Longtemps pratiquées dans le secret de la tradition, les mutilations génitales vont sortir de l’ombre en 1987 avec le concours du Comté interafricain de lutte contre les pratiques traditionnelles affectant la santé de la femme et des enfants (CI-AF).

Selon la présidente de CI-AF-Cameroun, Comfort Effiom, c’est de retour d’un séminaire international que lui est venue l’idée de vérifier si la pratique existait au Cameroun. Les recherches ont confirmé l’existence sous plusieurs formes des mutilations sexuelles dans ce pays.

Excision

Outre l’excision, qui se pratique par l’utilisation d’outils tranchants pour couper ou diminuer les parties génitales de l’enfant ou de la jeune fille, il y a l’introduction des certaines herbes dans les parties intimes de la fille.

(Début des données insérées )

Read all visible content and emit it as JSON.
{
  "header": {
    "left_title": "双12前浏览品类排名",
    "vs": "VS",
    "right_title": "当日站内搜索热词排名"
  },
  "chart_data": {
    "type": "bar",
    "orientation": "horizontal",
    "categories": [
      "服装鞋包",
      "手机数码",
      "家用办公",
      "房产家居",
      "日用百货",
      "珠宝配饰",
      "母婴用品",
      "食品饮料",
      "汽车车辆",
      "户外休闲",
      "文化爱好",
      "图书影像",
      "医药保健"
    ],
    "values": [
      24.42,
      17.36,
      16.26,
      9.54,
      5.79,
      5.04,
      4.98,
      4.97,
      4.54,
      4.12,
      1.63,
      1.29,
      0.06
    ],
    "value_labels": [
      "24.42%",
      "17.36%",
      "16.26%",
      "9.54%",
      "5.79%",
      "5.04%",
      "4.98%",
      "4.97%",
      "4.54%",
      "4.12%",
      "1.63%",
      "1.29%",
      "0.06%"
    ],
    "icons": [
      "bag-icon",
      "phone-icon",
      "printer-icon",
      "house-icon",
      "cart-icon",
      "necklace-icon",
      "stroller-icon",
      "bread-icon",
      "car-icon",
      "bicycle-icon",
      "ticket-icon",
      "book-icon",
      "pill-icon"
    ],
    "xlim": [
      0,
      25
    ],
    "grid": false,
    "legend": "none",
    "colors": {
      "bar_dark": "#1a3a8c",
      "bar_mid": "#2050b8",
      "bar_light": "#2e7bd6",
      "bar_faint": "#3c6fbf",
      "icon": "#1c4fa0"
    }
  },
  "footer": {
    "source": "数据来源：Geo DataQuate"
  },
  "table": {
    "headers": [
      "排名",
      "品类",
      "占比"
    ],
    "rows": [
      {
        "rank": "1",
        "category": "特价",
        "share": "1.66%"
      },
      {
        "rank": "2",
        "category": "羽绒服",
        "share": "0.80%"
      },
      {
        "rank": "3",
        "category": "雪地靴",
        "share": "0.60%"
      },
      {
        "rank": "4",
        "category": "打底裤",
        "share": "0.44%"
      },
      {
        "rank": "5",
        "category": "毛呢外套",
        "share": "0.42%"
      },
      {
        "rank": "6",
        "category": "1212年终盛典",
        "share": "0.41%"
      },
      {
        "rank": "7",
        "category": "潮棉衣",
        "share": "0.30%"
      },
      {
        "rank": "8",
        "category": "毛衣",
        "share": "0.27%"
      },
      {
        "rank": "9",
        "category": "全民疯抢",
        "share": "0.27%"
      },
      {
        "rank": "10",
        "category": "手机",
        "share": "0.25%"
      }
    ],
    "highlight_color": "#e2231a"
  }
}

Selon l’enquête menée par la PANA, il est difficile de circonscrire avec précision les localités concernées par cette pratique, mais selon Mme Effiom, l’excision se pratique à 100% dans le Logone et Chari, dans la province de l’Extrême-Nord, chez les Arabes chouaves, dans le Manyu (sud-ouest), chez les Ejagam et les Eboki et à la Briqueterie, un quartier de Yaoundé peuplé majoritairement de ressortissants du Grand-Nord, du Tchad et de pays de l’Afrique de l’Ouest (…)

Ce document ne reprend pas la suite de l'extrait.